The Ansoffs matrix provides a very simple but very effective focus for considering different options for growth, and shows whether it is better to find new customers for existing products, offer more products to the existing consumer, or stay with existing products and attempt to gain a greater share of the market. Each section of Ansoffs matrix shows a strategy which would be used in times with what you are doing. There are four possible product/market combinations: Market development, Market Penetration, Diversification and Product Development. This can be shown in the figure below.
An established product in the marketplace can be tweaked or targeted to a different customer segment, as a strategy to earn more revenue for the firm. For example, Lucozade was first marketed for sick children and then rebranded to target athletes. This is a good example developing a new market for an existing product.

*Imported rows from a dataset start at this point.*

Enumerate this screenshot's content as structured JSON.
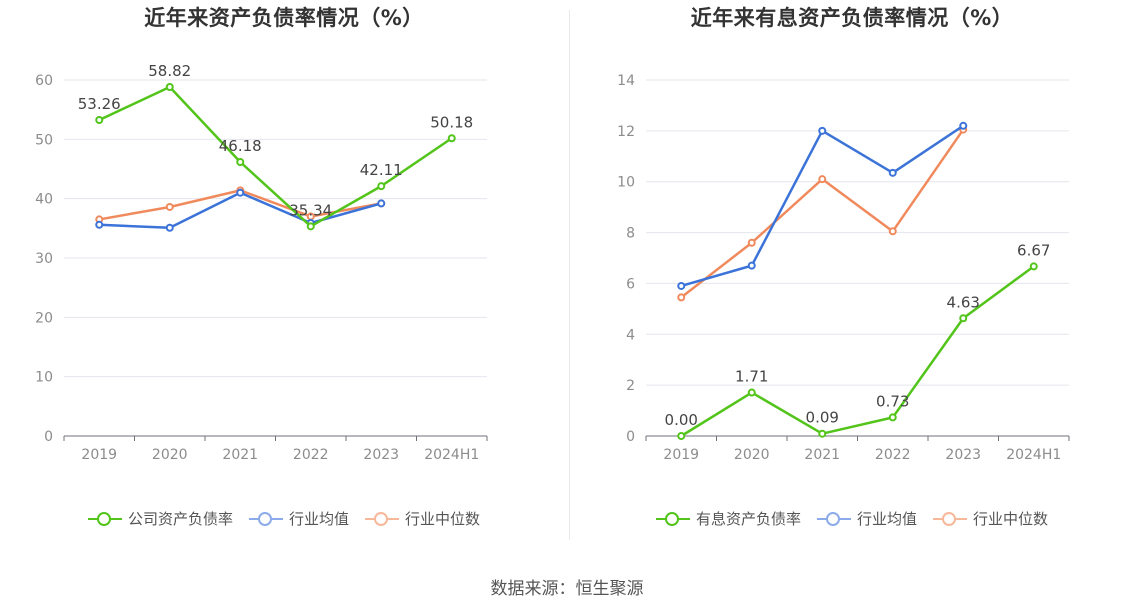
{
  "source": "数据来源：恒生聚源",
  "chart_data": [
    {
      "type": "line",
      "title": "近年来资产负债率情况（%）",
      "categories": [
        "2019",
        "2020",
        "2021",
        "2022",
        "2023",
        "2024H1"
      ],
      "ylim": [
        0,
        60
      ],
      "yticks": [
        0,
        10,
        20,
        30,
        40,
        50,
        60
      ],
      "grid": true,
      "legend_position": "bottom",
      "series": [
        {
          "name": "公司资产负债率",
          "color": "#52c41a",
          "values": [
            53.26,
            58.82,
            46.18,
            35.34,
            42.11,
            50.18
          ],
          "labels": [
            "53.26",
            "58.82",
            "46.18",
            "35.34",
            "42.11",
            "50.18"
          ]
        },
        {
          "name": "行业均值",
          "color": "#3b73d9",
          "legend_color": "#8cabeb",
          "values": [
            35.6,
            35.1,
            41.0,
            35.9,
            39.2,
            null
          ]
        },
        {
          "name": "行业中位数",
          "color": "#f08a5d",
          "legend_color": "#f7b89a",
          "values": [
            36.5,
            38.6,
            41.4,
            37.0,
            39.2,
            null
          ]
        }
      ]
    },
    {
      "type": "line",
      "title": "近年来有息资产负债率情况（%）",
      "categories": [
        "2019",
        "2020",
        "2021",
        "2022",
        "2023",
        "2024H1"
      ],
      "ylim": [
        0,
        14
      ],
      "yticks": [
        0,
        2,
        4,
        6,
        8,
        10,
        12,
        14
      ],
      "grid": true,
      "legend_position": "bottom",
      "series": [
        {
          "name": "有息资产负债率",
          "color": "#52c41a",
          "values": [
            0.0,
            1.71,
            0.09,
            0.73,
            4.63,
            6.67
          ],
          "labels": [
            "0.00",
            "1.71",
            "0.09",
            "0.73",
            "4.63",
            "6.67"
          ]
        },
        {
          "name": "行业均值",
          "color": "#3b73d9",
          "legend_color": "#8cabeb",
          "values": [
            5.9,
            6.7,
            12.0,
            10.35,
            12.2,
            null
          ]
        },
        {
          "name": "行业中位数",
          "color": "#f08a5d",
          "legend_color": "#f7b89a",
          "values": [
            5.45,
            7.6,
            10.1,
            8.05,
            12.05,
            null
          ]
        }
      ]
    }
  ]
}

This involves increasing sales of an existing product and penetrating the market further by promoting the product heavily or reducing prices to increase sales. This strategy has the lowest risk strategy as the firm knows the product and the market. Market penetration is often used by supermarkets and large retail chains.
Diversification involves launching a new product in a new market. It can also be the most rewarding, as a fresh perspective on a market can often pay huge dividends and deliver a huge competitive advantage to a smart and able company. A lot of research is needed to get things right, and perhaps consultancies will be called in to help educate the business about its new
challenges. Diversification can also decrease risk, because a large corporation can spread certain risks if it operates on more than one market.

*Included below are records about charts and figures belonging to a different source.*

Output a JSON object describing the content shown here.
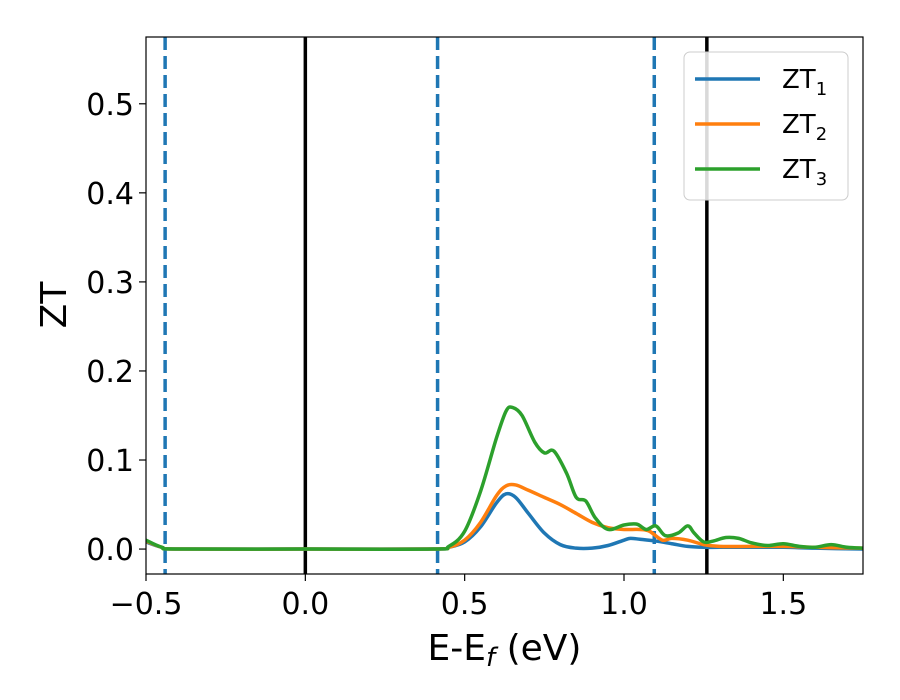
{
  "chart_data": {
    "type": "line",
    "xlabel": {
      "main": "E-E",
      "sub": "f",
      "tail": " (eV)"
    },
    "ylabel": "ZT",
    "xlim": [
      -0.5,
      1.75
    ],
    "ylim": [
      -0.028,
      0.575
    ],
    "xticks": [
      {
        "value": -0.5,
        "label": "−0.5"
      },
      {
        "value": 0.0,
        "label": "0.0"
      },
      {
        "value": 0.5,
        "label": "0.5"
      },
      {
        "value": 1.0,
        "label": "1.0"
      },
      {
        "value": 1.5,
        "label": "1.5"
      }
    ],
    "yticks": [
      {
        "value": 0.0,
        "label": "0.0"
      },
      {
        "value": 0.1,
        "label": "0.1"
      },
      {
        "value": 0.2,
        "label": "0.2"
      },
      {
        "value": 0.3,
        "label": "0.3"
      },
      {
        "value": 0.4,
        "label": "0.4"
      },
      {
        "value": 0.5,
        "label": "0.5"
      }
    ],
    "grid": false,
    "legend_position": "top-right",
    "vlines": [
      {
        "x": -0.44,
        "style": "dashed",
        "color": "#1f77b4"
      },
      {
        "x": 0.0,
        "style": "solid",
        "color": "#000000"
      },
      {
        "x": 0.415,
        "style": "dashed",
        "color": "#1f77b4"
      },
      {
        "x": 1.095,
        "style": "dashed",
        "color": "#1f77b4"
      },
      {
        "x": 1.26,
        "style": "solid",
        "color": "#000000"
      }
    ],
    "series": [
      {
        "name": "ZT",
        "name_sub": "1",
        "color": "#1f77b4",
        "x": [
          -0.5,
          -0.45,
          -0.4,
          0.0,
          0.4,
          0.45,
          0.5,
          0.55,
          0.6,
          0.63,
          0.66,
          0.7,
          0.75,
          0.8,
          0.85,
          0.9,
          0.95,
          1.0,
          1.02,
          1.05,
          1.1,
          1.15,
          1.2,
          1.25,
          1.3,
          1.4,
          1.5,
          1.6,
          1.75
        ],
        "y": [
          0.008,
          0.002,
          0.0,
          0.0,
          0.0,
          0.002,
          0.008,
          0.025,
          0.052,
          0.062,
          0.058,
          0.04,
          0.018,
          0.005,
          0.001,
          0.001,
          0.004,
          0.01,
          0.012,
          0.011,
          0.009,
          0.006,
          0.003,
          0.002,
          0.002,
          0.002,
          0.002,
          0.001,
          0.0
        ]
      },
      {
        "name": "ZT",
        "name_sub": "2",
        "color": "#ff7f0e",
        "x": [
          -0.5,
          -0.45,
          -0.4,
          0.0,
          0.4,
          0.45,
          0.5,
          0.55,
          0.6,
          0.63,
          0.66,
          0.7,
          0.75,
          0.8,
          0.85,
          0.9,
          0.95,
          1.0,
          1.05,
          1.08,
          1.12,
          1.15,
          1.2,
          1.25,
          1.3,
          1.4,
          1.5,
          1.6,
          1.75
        ],
        "y": [
          0.009,
          0.002,
          0.0,
          0.0,
          0.0,
          0.002,
          0.01,
          0.03,
          0.06,
          0.071,
          0.072,
          0.066,
          0.058,
          0.05,
          0.04,
          0.03,
          0.024,
          0.022,
          0.022,
          0.02,
          0.01,
          0.012,
          0.01,
          0.005,
          0.003,
          0.003,
          0.003,
          0.002,
          0.001
        ]
      },
      {
        "name": "ZT",
        "name_sub": "3",
        "color": "#2ca02c",
        "x": [
          -0.5,
          -0.45,
          -0.4,
          0.0,
          0.4,
          0.45,
          0.5,
          0.55,
          0.6,
          0.63,
          0.65,
          0.68,
          0.72,
          0.75,
          0.78,
          0.82,
          0.85,
          0.88,
          0.91,
          0.95,
          1.0,
          1.04,
          1.07,
          1.1,
          1.13,
          1.17,
          1.2,
          1.22,
          1.25,
          1.28,
          1.32,
          1.36,
          1.4,
          1.45,
          1.5,
          1.55,
          1.6,
          1.65,
          1.7,
          1.75
        ],
        "y": [
          0.01,
          0.002,
          0.0,
          0.0,
          0.0,
          0.003,
          0.02,
          0.065,
          0.125,
          0.155,
          0.159,
          0.15,
          0.12,
          0.108,
          0.11,
          0.085,
          0.058,
          0.054,
          0.035,
          0.022,
          0.027,
          0.028,
          0.022,
          0.026,
          0.015,
          0.018,
          0.026,
          0.018,
          0.008,
          0.009,
          0.013,
          0.012,
          0.007,
          0.004,
          0.006,
          0.003,
          0.002,
          0.005,
          0.002,
          0.001
        ]
      }
    ]
  }
}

Product Development is a medium risk strategy as the business is familiar with the market but not the new product. The business develops/introduces new products into existing markets with the aim of selling the new product to existing customer groups. For example Microsoft with their Xbox2 game console introduced the Kinect, and there is an additional feature on that allows customers to play without the use of a controller, much like the Nintendo Wii. This is an example of a new product which simply needs to be added onto the existing model aimed at the existing market.

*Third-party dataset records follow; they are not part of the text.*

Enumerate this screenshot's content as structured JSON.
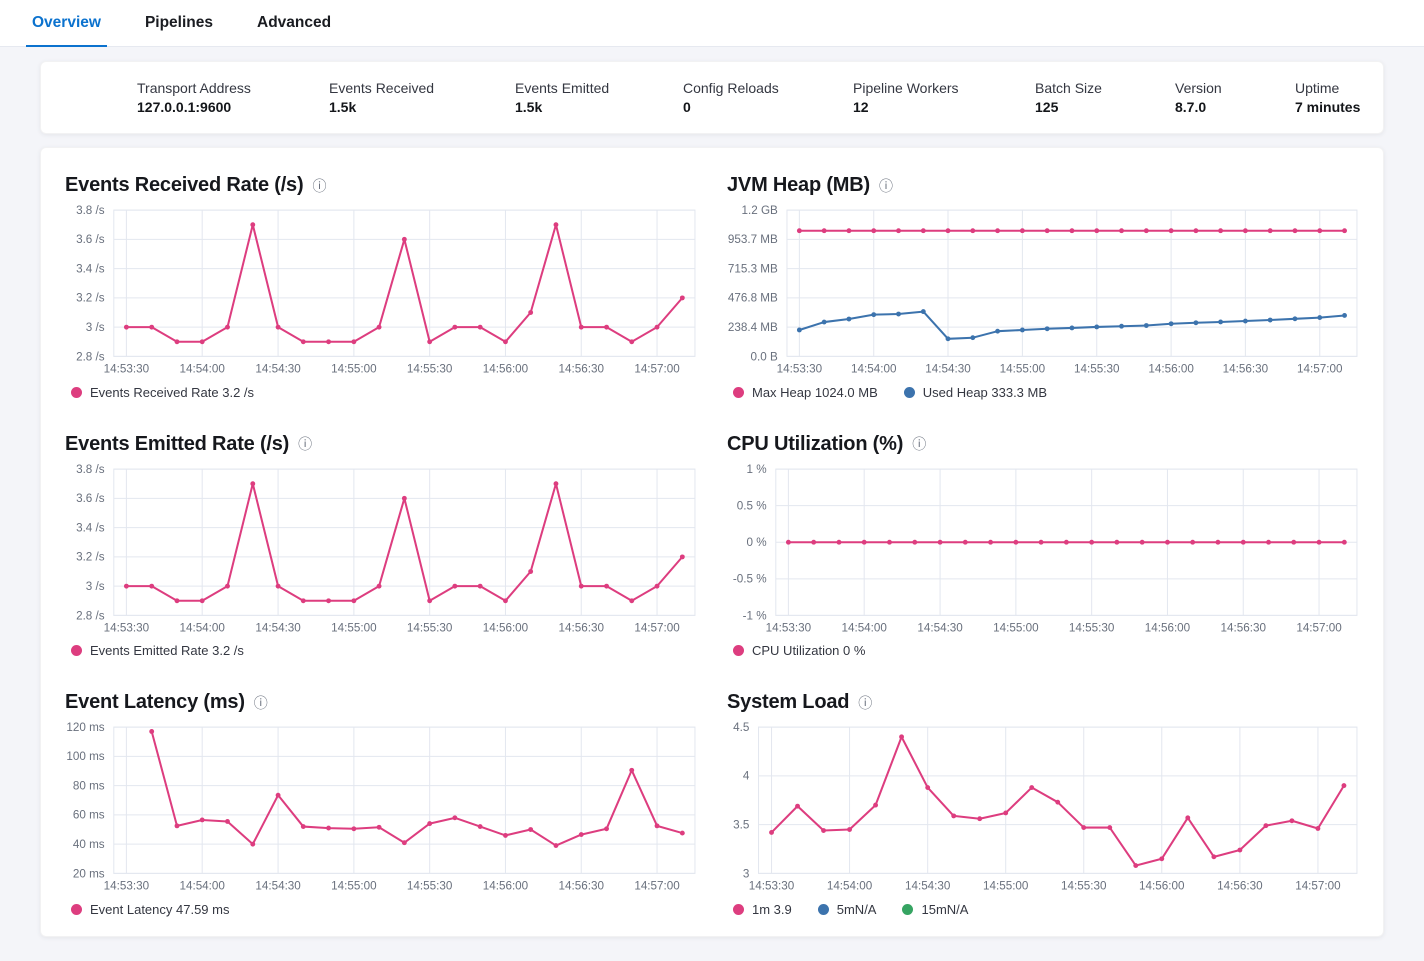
{
  "tabs": [
    {
      "label": "Overview",
      "active": true
    },
    {
      "label": "Pipelines",
      "active": false
    },
    {
      "label": "Advanced",
      "active": false
    }
  ],
  "stats": [
    {
      "label": "Transport Address",
      "value": "127.0.0.1:9600"
    },
    {
      "label": "Events Received",
      "value": "1.5k"
    },
    {
      "label": "Events Emitted",
      "value": "1.5k"
    },
    {
      "label": "Config Reloads",
      "value": "0"
    },
    {
      "label": "Pipeline Workers",
      "value": "12"
    },
    {
      "label": "Batch Size",
      "value": "125"
    },
    {
      "label": "Version",
      "value": "8.7.0"
    },
    {
      "label": "Uptime",
      "value": "7 minutes"
    }
  ],
  "colors": {
    "pink": "#dd3d7f",
    "blue": "#3c73ad",
    "green": "#36a462",
    "tab_active": "#0b72ce",
    "axis_text": "#69707d",
    "grid": "#e3e7ef",
    "legend_text": "#343741"
  },
  "info_icon_glyph": "ⓘ",
  "chart_data": [
    {
      "id": "events-received-rate",
      "type": "line",
      "title": "Events Received Rate (/s)",
      "x_domain": [
        -5,
        225
      ],
      "x_tick_seconds": [
        0,
        30,
        60,
        90,
        120,
        150,
        180,
        210
      ],
      "x_tick_labels": [
        "14:53:30",
        "14:54:00",
        "14:54:30",
        "14:55:00",
        "14:55:30",
        "14:56:00",
        "14:56:30",
        "14:57:00"
      ],
      "y_domain": [
        2.8,
        3.8
      ],
      "y_ticks": [
        {
          "label": "3.8 /s",
          "value": 3.8
        },
        {
          "label": "3.6 /s",
          "value": 3.6
        },
        {
          "label": "3.4 /s",
          "value": 3.4
        },
        {
          "label": "3.2 /s",
          "value": 3.2
        },
        {
          "label": "3 /s",
          "value": 3.0
        },
        {
          "label": "2.8 /s",
          "value": 2.8
        }
      ],
      "series": [
        {
          "name": "Events Received Rate",
          "color": "#dd3d7f",
          "points": [
            [
              0,
              3.0
            ],
            [
              10,
              3.0
            ],
            [
              20,
              2.9
            ],
            [
              30,
              2.9
            ],
            [
              40,
              3.0
            ],
            [
              50,
              3.7
            ],
            [
              60,
              3.0
            ],
            [
              70,
              2.9
            ],
            [
              80,
              2.9
            ],
            [
              90,
              2.9
            ],
            [
              100,
              3.0
            ],
            [
              110,
              3.6
            ],
            [
              120,
              2.9
            ],
            [
              130,
              3.0
            ],
            [
              140,
              3.0
            ],
            [
              150,
              2.9
            ],
            [
              160,
              3.1
            ],
            [
              170,
              3.7
            ],
            [
              180,
              3.0
            ],
            [
              190,
              3.0
            ],
            [
              200,
              2.9
            ],
            [
              210,
              3.0
            ],
            [
              220,
              3.2
            ]
          ]
        }
      ],
      "legend": [
        {
          "label": "Events Received Rate 3.2 /s",
          "color": "#dd3d7f"
        }
      ]
    },
    {
      "id": "jvm-heap",
      "type": "line",
      "title": "JVM Heap (MB)",
      "x_domain": [
        -5,
        225
      ],
      "x_tick_seconds": [
        0,
        30,
        60,
        90,
        120,
        150,
        180,
        210
      ],
      "x_tick_labels": [
        "14:53:30",
        "14:54:00",
        "14:54:30",
        "14:55:00",
        "14:55:30",
        "14:56:00",
        "14:56:30",
        "14:57:00"
      ],
      "y_domain": [
        0,
        1192.1
      ],
      "y_ticks": [
        {
          "label": "1.2 GB",
          "value": 1192.1
        },
        {
          "label": "953.7 MB",
          "value": 953.7
        },
        {
          "label": "715.3 MB",
          "value": 715.3
        },
        {
          "label": "476.8 MB",
          "value": 476.8
        },
        {
          "label": "238.4 MB",
          "value": 238.4
        },
        {
          "label": "0.0 B",
          "value": 0
        }
      ],
      "series": [
        {
          "name": "Max Heap",
          "color": "#dd3d7f",
          "points": [
            [
              0,
              1024
            ],
            [
              10,
              1024
            ],
            [
              20,
              1024
            ],
            [
              30,
              1024
            ],
            [
              40,
              1024
            ],
            [
              50,
              1024
            ],
            [
              60,
              1024
            ],
            [
              70,
              1024
            ],
            [
              80,
              1024
            ],
            [
              90,
              1024
            ],
            [
              100,
              1024
            ],
            [
              110,
              1024
            ],
            [
              120,
              1024
            ],
            [
              130,
              1024
            ],
            [
              140,
              1024
            ],
            [
              150,
              1024
            ],
            [
              160,
              1024
            ],
            [
              170,
              1024
            ],
            [
              180,
              1024
            ],
            [
              190,
              1024
            ],
            [
              200,
              1024
            ],
            [
              210,
              1024
            ],
            [
              220,
              1024
            ]
          ]
        },
        {
          "name": "Used Heap",
          "color": "#3c73ad",
          "points": [
            [
              0,
              215
            ],
            [
              10,
              280
            ],
            [
              20,
              305
            ],
            [
              30,
              340
            ],
            [
              40,
              345
            ],
            [
              50,
              365
            ],
            [
              60,
              143
            ],
            [
              70,
              152
            ],
            [
              80,
              205
            ],
            [
              90,
              215
            ],
            [
              100,
              225
            ],
            [
              110,
              232
            ],
            [
              120,
              240
            ],
            [
              130,
              246
            ],
            [
              140,
              252
            ],
            [
              150,
              266
            ],
            [
              160,
              274
            ],
            [
              170,
              281
            ],
            [
              180,
              288
            ],
            [
              190,
              296
            ],
            [
              200,
              306
            ],
            [
              210,
              316
            ],
            [
              220,
              333.3
            ]
          ]
        }
      ],
      "legend": [
        {
          "label": "Max Heap 1024.0 MB",
          "color": "#dd3d7f"
        },
        {
          "label": "Used Heap 333.3 MB",
          "color": "#3c73ad"
        }
      ]
    },
    {
      "id": "events-emitted-rate",
      "type": "line",
      "title": "Events Emitted Rate (/s)",
      "x_domain": [
        -5,
        225
      ],
      "x_tick_seconds": [
        0,
        30,
        60,
        90,
        120,
        150,
        180,
        210
      ],
      "x_tick_labels": [
        "14:53:30",
        "14:54:00",
        "14:54:30",
        "14:55:00",
        "14:55:30",
        "14:56:00",
        "14:56:30",
        "14:57:00"
      ],
      "y_domain": [
        2.8,
        3.8
      ],
      "y_ticks": [
        {
          "label": "3.8 /s",
          "value": 3.8
        },
        {
          "label": "3.6 /s",
          "value": 3.6
        },
        {
          "label": "3.4 /s",
          "value": 3.4
        },
        {
          "label": "3.2 /s",
          "value": 3.2
        },
        {
          "label": "3 /s",
          "value": 3.0
        },
        {
          "label": "2.8 /s",
          "value": 2.8
        }
      ],
      "series": [
        {
          "name": "Events Emitted Rate",
          "color": "#dd3d7f",
          "points": [
            [
              0,
              3.0
            ],
            [
              10,
              3.0
            ],
            [
              20,
              2.9
            ],
            [
              30,
              2.9
            ],
            [
              40,
              3.0
            ],
            [
              50,
              3.7
            ],
            [
              60,
              3.0
            ],
            [
              70,
              2.9
            ],
            [
              80,
              2.9
            ],
            [
              90,
              2.9
            ],
            [
              100,
              3.0
            ],
            [
              110,
              3.6
            ],
            [
              120,
              2.9
            ],
            [
              130,
              3.0
            ],
            [
              140,
              3.0
            ],
            [
              150,
              2.9
            ],
            [
              160,
              3.1
            ],
            [
              170,
              3.7
            ],
            [
              180,
              3.0
            ],
            [
              190,
              3.0
            ],
            [
              200,
              2.9
            ],
            [
              210,
              3.0
            ],
            [
              220,
              3.2
            ]
          ]
        }
      ],
      "legend": [
        {
          "label": "Events Emitted Rate 3.2 /s",
          "color": "#dd3d7f"
        }
      ]
    },
    {
      "id": "cpu-utilization",
      "type": "line",
      "title": "CPU Utilization (%)",
      "x_domain": [
        -5,
        225
      ],
      "x_tick_seconds": [
        0,
        30,
        60,
        90,
        120,
        150,
        180,
        210
      ],
      "x_tick_labels": [
        "14:53:30",
        "14:54:00",
        "14:54:30",
        "14:55:00",
        "14:55:30",
        "14:56:00",
        "14:56:30",
        "14:57:00"
      ],
      "y_domain": [
        -1,
        1
      ],
      "y_ticks": [
        {
          "label": "1 %",
          "value": 1
        },
        {
          "label": "0.5 %",
          "value": 0.5
        },
        {
          "label": "0 %",
          "value": 0
        },
        {
          "label": "-0.5 %",
          "value": -0.5
        },
        {
          "label": "-1 %",
          "value": -1
        }
      ],
      "series": [
        {
          "name": "CPU Utilization",
          "color": "#dd3d7f",
          "points": [
            [
              0,
              0
            ],
            [
              10,
              0
            ],
            [
              20,
              0
            ],
            [
              30,
              0
            ],
            [
              40,
              0
            ],
            [
              50,
              0
            ],
            [
              60,
              0
            ],
            [
              70,
              0
            ],
            [
              80,
              0
            ],
            [
              90,
              0
            ],
            [
              100,
              0
            ],
            [
              110,
              0
            ],
            [
              120,
              0
            ],
            [
              130,
              0
            ],
            [
              140,
              0
            ],
            [
              150,
              0
            ],
            [
              160,
              0
            ],
            [
              170,
              0
            ],
            [
              180,
              0
            ],
            [
              190,
              0
            ],
            [
              200,
              0
            ],
            [
              210,
              0
            ],
            [
              220,
              0
            ]
          ]
        }
      ],
      "legend": [
        {
          "label": "CPU Utilization 0 %",
          "color": "#dd3d7f"
        }
      ]
    },
    {
      "id": "event-latency",
      "type": "line",
      "title": "Event Latency (ms)",
      "x_domain": [
        -5,
        225
      ],
      "x_tick_seconds": [
        0,
        30,
        60,
        90,
        120,
        150,
        180,
        210
      ],
      "x_tick_labels": [
        "14:53:30",
        "14:54:00",
        "14:54:30",
        "14:55:00",
        "14:55:30",
        "14:56:00",
        "14:56:30",
        "14:57:00"
      ],
      "y_domain": [
        20,
        120
      ],
      "y_ticks": [
        {
          "label": "120 ms",
          "value": 120
        },
        {
          "label": "100 ms",
          "value": 100
        },
        {
          "label": "80 ms",
          "value": 80
        },
        {
          "label": "60 ms",
          "value": 60
        },
        {
          "label": "40 ms",
          "value": 40
        },
        {
          "label": "20 ms",
          "value": 20
        }
      ],
      "series": [
        {
          "name": "Event Latency",
          "color": "#dd3d7f",
          "points": [
            [
              10,
              117
            ],
            [
              20,
              52.5
            ],
            [
              30,
              56.5
            ],
            [
              40,
              55.5
            ],
            [
              50,
              40
            ],
            [
              60,
              73.5
            ],
            [
              70,
              52
            ],
            [
              80,
              51
            ],
            [
              90,
              50.5
            ],
            [
              100,
              51.5
            ],
            [
              110,
              41
            ],
            [
              120,
              54
            ],
            [
              130,
              58
            ],
            [
              140,
              52
            ],
            [
              150,
              46
            ],
            [
              160,
              50
            ],
            [
              170,
              39
            ],
            [
              180,
              46.5
            ],
            [
              190,
              50.5
            ],
            [
              200,
              90.5
            ],
            [
              210,
              52.5
            ],
            [
              220,
              47.59
            ]
          ]
        }
      ],
      "legend": [
        {
          "label": "Event Latency 47.59 ms",
          "color": "#dd3d7f"
        }
      ]
    },
    {
      "id": "system-load",
      "type": "line",
      "title": "System Load",
      "x_domain": [
        -5,
        225
      ],
      "x_tick_seconds": [
        0,
        30,
        60,
        90,
        120,
        150,
        180,
        210
      ],
      "x_tick_labels": [
        "14:53:30",
        "14:54:00",
        "14:54:30",
        "14:55:00",
        "14:55:30",
        "14:56:00",
        "14:56:30",
        "14:57:00"
      ],
      "y_domain": [
        3,
        4.5
      ],
      "y_ticks": [
        {
          "label": "4.5",
          "value": 4.5
        },
        {
          "label": "4",
          "value": 4
        },
        {
          "label": "3.5",
          "value": 3.5
        },
        {
          "label": "3",
          "value": 3
        }
      ],
      "series": [
        {
          "name": "1m",
          "color": "#dd3d7f",
          "points": [
            [
              0,
              3.42
            ],
            [
              10,
              3.69
            ],
            [
              20,
              3.44
            ],
            [
              30,
              3.45
            ],
            [
              40,
              3.7
            ],
            [
              50,
              4.4
            ],
            [
              60,
              3.88
            ],
            [
              70,
              3.59
            ],
            [
              80,
              3.56
            ],
            [
              90,
              3.62
            ],
            [
              100,
              3.88
            ],
            [
              110,
              3.73
            ],
            [
              120,
              3.47
            ],
            [
              130,
              3.47
            ],
            [
              140,
              3.08
            ],
            [
              150,
              3.15
            ],
            [
              160,
              3.57
            ],
            [
              170,
              3.17
            ],
            [
              180,
              3.24
            ],
            [
              190,
              3.49
            ],
            [
              200,
              3.54
            ],
            [
              210,
              3.46
            ],
            [
              220,
              3.9
            ]
          ]
        }
      ],
      "legend": [
        {
          "label": "1m 3.9",
          "color": "#dd3d7f"
        },
        {
          "label": "5mN/A",
          "color": "#3c73ad"
        },
        {
          "label": "15mN/A",
          "color": "#36a462"
        }
      ]
    }
  ]
}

ANSOFF MATRIX APPLIED TO APPLE INC.
Apple Inc. has diversified immensely since its inception and has emerged to be the leader in the computer industry because of its unique and timely innovative products and services. Same can be explained with the help of Ansoffs matrix. Market development
The fourth and last strategy of ansoff is the market development. For market development and to increase revenue, Apple Inc. had a huge potential in emerging markets such as China and India. Even though there was intense competition in these markets, Apples differentiated strategy helped it develop its products/ services in these emerging markets. More than one million iPhones have already been sold and this reflects the demand for Apple products in other markets of the world. Market Penetration
The first strategy used by ansoff is the market penetration. This means that the existing market should be further developed that is selling more of your product in an existing market. This means that if Apple Inc. wants to sell more iPhones, it should convince the customers buying the product of its competitors to buy Apples products. There are several ways in which Apple Inc. might attempt to do so and two of them are: 1) Using pricing strategies:
This simply refers to advertise so that people get to know more about the
product being offered for sale and the organisation is able to maintain or to increase its market share. 2) Drive out competitors:
One of the main competitors of Apple Inc. is Samsung Electronics and it is very difficult for Apple Inc. to drive Samsung Electronics out of the market particularly after the launch of Samsungs android operating system. So the best that Apple Inc. could do is that it could promote massively its products and this should be supported by a good pricing strategy as this would make the products of its competitors unattractive.
The third strategy is diversification that is launching a new product in a new market. Apple originally started as Apple computers, best known as the Macintosh personal computers. Later Apple Inc. shifted towards a digital hub strategy which was initiated by the launch of the iPod in 2001, followed by the IPhone in 2007 and finally the iPad in 2010. This helped the company to diversify as it not only produced personal computers but also many other digital products.
The common thread for all apple products/services was the organisations innovation and unique design which differentiated Apple from its various competitors and gave the company a competitive advantage over the other companies.
The second strategy involves launching a new product to the firms existing customers. Apple Inc., already have a global presence, in major markets, and the company understands its customer inside-out, it arguably offers the best trade-off between risk and reward. By launching the iPad, iPhone and operating systems to the same audience Apple Inc. builds up integrated customer relationships across multiple platforms and therefore creates brand loyalty. This increases the likelihood of new products being a success.